# Math Help - Find x such that x^2≡49 (mod pq)

1. ## Find x such that x^2≡49 (mod pq)

p and q are large primes, x not equal +7 or -7 mod pq

Here is what I've done so far, if someone can help push me to the next step.
Sorry for the lack of [tex] text.

x^2 = 49 (mod pq)
x^2 - 49 = 0 (mod pq)
pq | (x - 7)(x + 7)

p | (x - 7)
q | (x + 7)

or

p | (x + 7)
q | (x - 7)

From here?
I appreciate any help. Thanks for reading.
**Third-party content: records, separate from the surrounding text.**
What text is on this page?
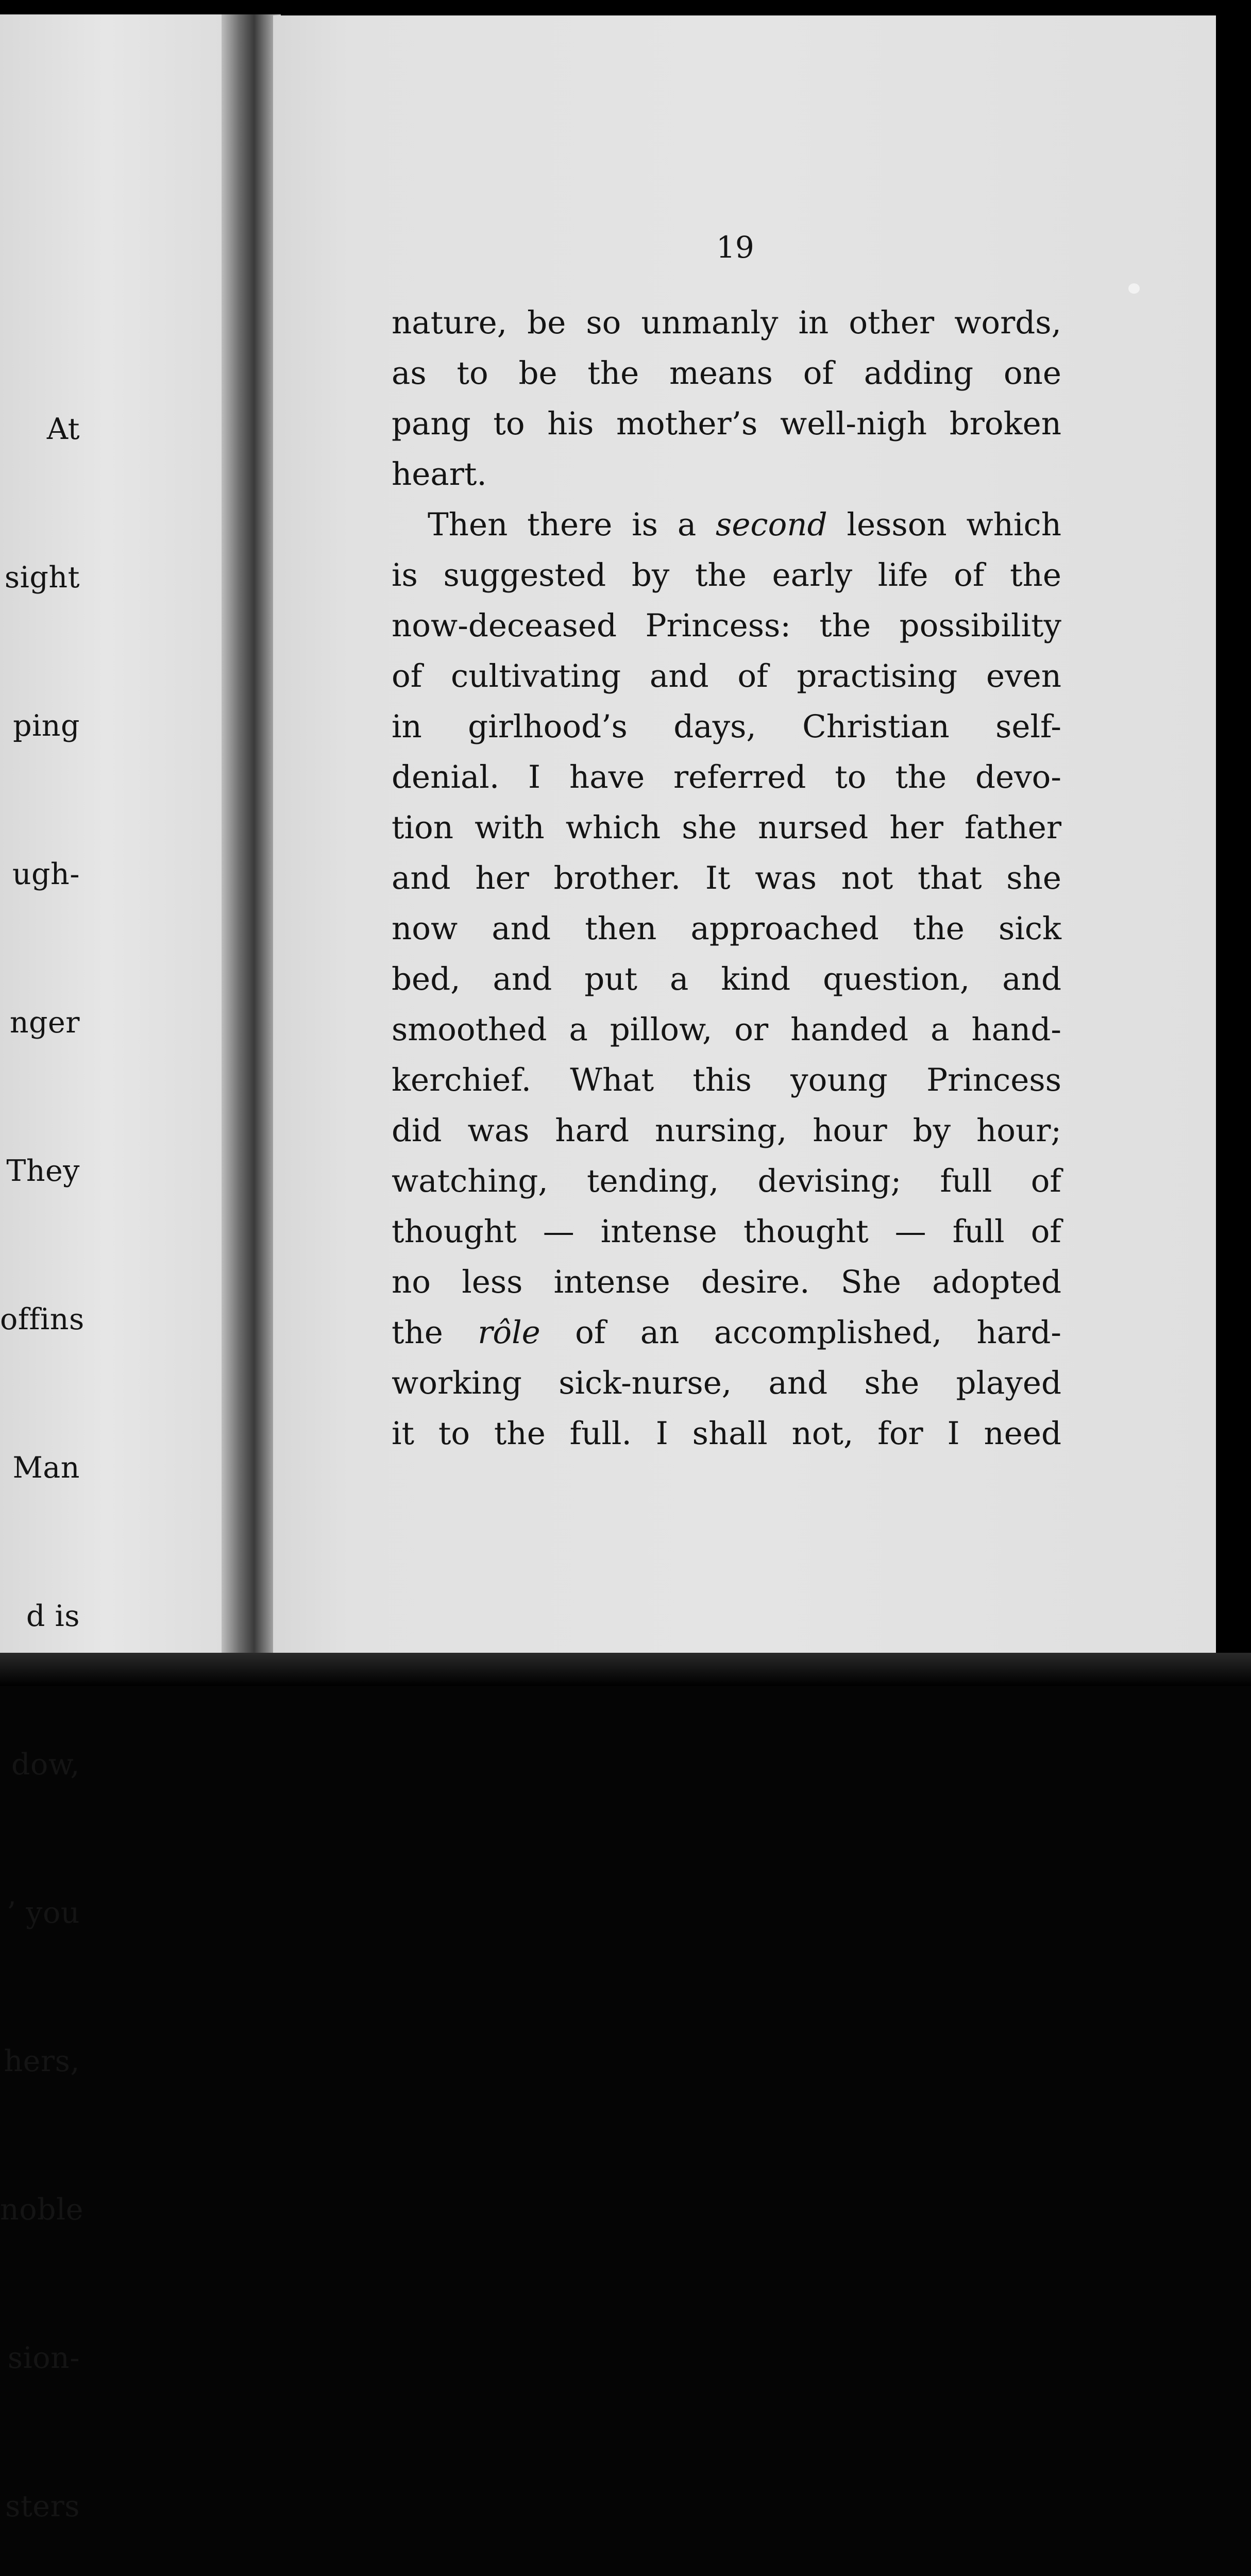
At

sight

ping

ugh-

nger

They

offins

Man

d is

dow,

’ you

hers,

noble

sion-

sters

19
nature, be so unmanly in other words,
as to be the means of adding one
pang to his mother’s well-nigh broken
heart.
Then there is a second lesson which
is suggested by the early life of the
now-deceased Princess: the possibility
of cultivating and of practising even
in girlhood’s days, Christian self-
denial. I have referred to the devo-
tion with which she nursed her father
and her brother. It was not that she
now and then approached the sick
bed, and put a kind question, and
smoothed a pillow, or handed a hand-
kerchief. What this young Princess
did was hard nursing, hour by hour;
watching, tending, devising; full of
thought — intense thought — full of
no less intense desire. She adopted
the rôle of an accomplished, hard-
working sick-nurse, and she played
it to the full. I shall not, for I need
2. Originally Posted by chrisc
p and q are large primes, x not equal +7 or -7 mod pq

Here is what I've done so far, if someone can help push me to the next step.
Sorry for the lack of [tex] text.

x^2 = 49 (mod pq)
x^2 - 49 = 0 (mod pq)
pq | (x - 7)(x + 7)

p | (x - 7)
q | (x + 7)

or

p | (x + 7)
q | (x - 7)

From here?
I appreciate any help. Thanks for reading.
Those equations imply that $ap-bq = \pm14$ for some integers $a, b$. Use Euclid's algorithm to find a and b. Then $x = ap\pm7$.

3. Originally Posted by chrisc
p and q are large primes, x not equal +7 or -7 mod pq

Here is what I've done so far, if someone can help push me to the next step.
Sorry for the lack of [tex] text.

x^2 = 49 (mod pq)
x^2 - 49 = 0 (mod pq)
pq | (x - 7)(x + 7)

p | (x - 7)
q | (x + 7)

or

p | (x + 7)
q | (x - 7)

From here?
I appreciate any help. Thanks for reading.
Aren't there a couple more cases? Both primes could simultaneously divide one factor or the other.

4. Originally Posted by topspin1617
Aren't there a couple more cases? Both primes could simultaneously divide one factor or the other.
That is true. But I suspect that the point of this question is that it deals with a method for factorising large numbers.

Suppose that you have a large number N and you suspect that it may be the product of two primes, $N=pq$, but you don't know p or q. It's very hard to factorise large numbers. But if you are able to solve the congruence $x^2\equiv49\pmod N$ in such a way that p|(x - 7) and q|(x + 7), then p must be a factor of x-7. This is probably a much smaller number than N, and therefore easier to factorise.